Incluso el locutor humano queda eliminado: se vuelve científica una
proposición independiente de quien la enuncia. La voz ya no cruza el
mundo. Como decía Merleau-Ponty, se ha “desembrujado”. Ya no “habla”; la
pintura tampoco, desde la revolución estética del Renacimiento. La
Biblia también se mudó en objeto producido por las técnicas de la
edición crítica. Queda reducida al mutismo, aun si la exégesis la sigue
“haciendo hablar”.
Permanece,
sin embargo, la creencia de que debe haber voces. Se vuelven cada vez
más marginales o ilícitas. En cuanto a la Biblia, este cuerpo que ayer
hablaba, queda parcialmente sustituida por los cuerpos de los místicos.
Ahí hablan los cuerpos. Son en su mayoría cuerpos femeninos. La
hermenéutica tradicional se desplaza entonces, también ella, de la
Biblia a estos cuerpos. Las innumerables biografías de santas, de
místicas del siglo XVII están escritas por clérigos que buscan descifrar
el sentido de estas voces. Son exégesis clericales masculinas de
cuerpos femeninos. Transforman estos cuerpos hablantes en modelos
doctrinales. Siguen siendo, como las glosas tradicionales, textos que se
apoyan en la autoridad de una voz.
En
efecto, no hay fe sin audición’ de la voz: fides ex auditu. Pero por no
oírla, estamos obligados a suponer que otros la han oído y que hubo
voces en el origen. Sin embargo, se trata de cualquier otra cosa más
fundamental. La voz sería -hecha de aliento- un fragmento privilegiado
que garantiza un cuerpo y que anuncia que esto tiene sentido.
Constituiría la reliquia por excelencia, la que funda lugares ahí mismo
donde el cuerpo permanece desconocido. Sería en fin la promesa que
induce nuestros discursos, y la única cosa del cuerpo que pasa en el
texto. Pero la voz no es ni el cuerpo ni el texto. Habría que
encontrarle una definición angélica: lo que al mismo tiempo llega y se
va, va y viene.
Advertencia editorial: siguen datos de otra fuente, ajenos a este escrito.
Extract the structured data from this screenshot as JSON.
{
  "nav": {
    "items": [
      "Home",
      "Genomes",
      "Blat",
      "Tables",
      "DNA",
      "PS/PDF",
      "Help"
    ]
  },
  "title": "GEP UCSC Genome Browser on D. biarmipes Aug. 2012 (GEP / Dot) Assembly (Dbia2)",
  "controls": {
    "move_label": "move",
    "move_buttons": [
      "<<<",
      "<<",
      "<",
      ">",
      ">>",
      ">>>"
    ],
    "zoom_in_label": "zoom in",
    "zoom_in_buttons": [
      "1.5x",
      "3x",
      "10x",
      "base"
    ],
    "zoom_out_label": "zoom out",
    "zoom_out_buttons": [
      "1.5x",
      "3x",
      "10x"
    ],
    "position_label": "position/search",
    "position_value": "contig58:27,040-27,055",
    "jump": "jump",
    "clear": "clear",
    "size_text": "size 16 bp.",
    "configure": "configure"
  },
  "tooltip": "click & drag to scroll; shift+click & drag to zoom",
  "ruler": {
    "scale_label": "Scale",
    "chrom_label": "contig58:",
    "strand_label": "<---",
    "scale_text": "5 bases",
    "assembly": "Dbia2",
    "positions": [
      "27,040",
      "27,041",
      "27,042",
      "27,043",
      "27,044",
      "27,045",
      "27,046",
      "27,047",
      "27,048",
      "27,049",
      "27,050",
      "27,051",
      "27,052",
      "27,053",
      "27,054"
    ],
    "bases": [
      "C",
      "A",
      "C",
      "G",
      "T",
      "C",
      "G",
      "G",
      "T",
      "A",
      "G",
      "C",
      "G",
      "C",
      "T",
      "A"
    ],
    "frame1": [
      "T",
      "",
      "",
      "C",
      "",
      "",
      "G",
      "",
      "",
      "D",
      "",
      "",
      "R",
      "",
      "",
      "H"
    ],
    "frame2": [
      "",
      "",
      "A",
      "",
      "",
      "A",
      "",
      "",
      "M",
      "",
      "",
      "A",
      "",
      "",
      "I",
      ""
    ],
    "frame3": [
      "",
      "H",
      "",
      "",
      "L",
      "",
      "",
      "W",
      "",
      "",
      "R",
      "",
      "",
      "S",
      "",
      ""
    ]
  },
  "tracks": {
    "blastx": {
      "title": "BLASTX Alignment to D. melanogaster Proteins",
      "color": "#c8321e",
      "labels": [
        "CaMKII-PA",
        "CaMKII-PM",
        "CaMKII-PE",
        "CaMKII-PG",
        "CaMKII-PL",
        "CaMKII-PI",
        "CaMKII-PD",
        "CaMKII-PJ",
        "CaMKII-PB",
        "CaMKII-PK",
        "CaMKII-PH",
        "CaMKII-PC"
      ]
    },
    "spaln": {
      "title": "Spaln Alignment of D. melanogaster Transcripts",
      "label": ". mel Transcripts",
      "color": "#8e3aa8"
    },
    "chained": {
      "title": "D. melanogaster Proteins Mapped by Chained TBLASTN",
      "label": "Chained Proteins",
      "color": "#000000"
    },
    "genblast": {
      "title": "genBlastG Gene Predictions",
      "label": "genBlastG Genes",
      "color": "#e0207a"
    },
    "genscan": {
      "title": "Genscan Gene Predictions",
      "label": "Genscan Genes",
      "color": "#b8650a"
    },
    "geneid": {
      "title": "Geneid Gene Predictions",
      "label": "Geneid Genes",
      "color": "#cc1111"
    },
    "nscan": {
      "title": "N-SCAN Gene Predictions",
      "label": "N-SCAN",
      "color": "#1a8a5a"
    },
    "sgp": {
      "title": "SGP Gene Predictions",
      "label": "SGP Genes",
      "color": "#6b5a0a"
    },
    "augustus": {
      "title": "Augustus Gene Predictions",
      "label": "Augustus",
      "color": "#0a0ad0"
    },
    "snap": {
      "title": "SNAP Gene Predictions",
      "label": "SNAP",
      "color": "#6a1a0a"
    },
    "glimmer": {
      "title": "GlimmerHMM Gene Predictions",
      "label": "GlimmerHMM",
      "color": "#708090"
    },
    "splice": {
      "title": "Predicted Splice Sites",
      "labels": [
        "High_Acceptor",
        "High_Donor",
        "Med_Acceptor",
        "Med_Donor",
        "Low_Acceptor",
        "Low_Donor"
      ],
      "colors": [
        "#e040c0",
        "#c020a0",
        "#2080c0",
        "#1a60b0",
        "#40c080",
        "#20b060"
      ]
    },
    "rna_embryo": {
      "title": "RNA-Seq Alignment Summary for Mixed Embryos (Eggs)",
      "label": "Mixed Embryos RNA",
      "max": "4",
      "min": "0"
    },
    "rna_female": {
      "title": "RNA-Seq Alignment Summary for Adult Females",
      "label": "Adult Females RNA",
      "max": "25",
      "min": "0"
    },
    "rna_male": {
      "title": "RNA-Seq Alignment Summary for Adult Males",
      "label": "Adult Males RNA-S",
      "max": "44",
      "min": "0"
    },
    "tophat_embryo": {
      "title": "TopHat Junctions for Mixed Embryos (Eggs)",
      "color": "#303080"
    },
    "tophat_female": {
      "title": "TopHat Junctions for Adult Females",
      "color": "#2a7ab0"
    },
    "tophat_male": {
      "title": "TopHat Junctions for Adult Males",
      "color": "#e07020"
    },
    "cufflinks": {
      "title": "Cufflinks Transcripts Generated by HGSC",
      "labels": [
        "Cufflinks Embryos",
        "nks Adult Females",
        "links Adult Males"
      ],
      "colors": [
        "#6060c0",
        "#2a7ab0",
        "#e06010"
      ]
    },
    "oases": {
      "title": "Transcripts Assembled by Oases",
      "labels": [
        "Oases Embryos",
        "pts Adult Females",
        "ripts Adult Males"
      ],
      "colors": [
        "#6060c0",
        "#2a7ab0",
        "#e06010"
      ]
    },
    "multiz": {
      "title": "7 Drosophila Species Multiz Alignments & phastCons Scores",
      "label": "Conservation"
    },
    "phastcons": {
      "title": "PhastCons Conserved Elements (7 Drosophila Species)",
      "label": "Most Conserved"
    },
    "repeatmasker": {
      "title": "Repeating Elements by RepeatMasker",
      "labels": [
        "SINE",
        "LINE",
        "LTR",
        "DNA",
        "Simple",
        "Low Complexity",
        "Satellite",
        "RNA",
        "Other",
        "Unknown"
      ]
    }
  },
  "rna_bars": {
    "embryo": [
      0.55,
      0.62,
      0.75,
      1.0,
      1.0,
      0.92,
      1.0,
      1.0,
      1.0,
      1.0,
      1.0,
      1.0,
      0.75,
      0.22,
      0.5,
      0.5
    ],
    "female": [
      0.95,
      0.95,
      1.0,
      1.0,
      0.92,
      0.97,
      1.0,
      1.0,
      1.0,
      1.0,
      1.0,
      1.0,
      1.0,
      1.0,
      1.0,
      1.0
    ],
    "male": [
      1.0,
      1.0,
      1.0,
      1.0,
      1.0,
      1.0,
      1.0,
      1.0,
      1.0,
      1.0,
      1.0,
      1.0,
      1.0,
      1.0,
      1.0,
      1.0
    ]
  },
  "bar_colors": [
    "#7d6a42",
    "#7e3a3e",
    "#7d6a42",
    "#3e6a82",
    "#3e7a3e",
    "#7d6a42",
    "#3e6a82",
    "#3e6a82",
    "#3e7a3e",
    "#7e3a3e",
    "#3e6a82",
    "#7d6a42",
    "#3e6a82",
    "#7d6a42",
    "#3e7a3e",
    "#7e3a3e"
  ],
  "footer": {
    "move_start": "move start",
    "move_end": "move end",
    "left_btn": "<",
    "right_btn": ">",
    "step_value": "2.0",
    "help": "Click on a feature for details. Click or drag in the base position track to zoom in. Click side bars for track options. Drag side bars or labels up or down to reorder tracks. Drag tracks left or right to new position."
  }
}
Al igual que lo ha sido en la religión, no es
sorprendente que la voz viva en la experiencia cotidiana, a veces
erótica y a veces dolorosa, como el tercer elemento que contradice el
positivismo y el idealismo y que constituye el foco de nuestros frágiles
entendimientos del cuerpo, es decir, también, del otro.
[1] Fuente: G. Vigarello, “Histoires des corps: entretien avec Michel de Certeau”, Esprit, 1982, 2, p. 179-90. En Historia y Grafía, Julio-Diciembre de 1997. Traducción: Alejandro Pescador.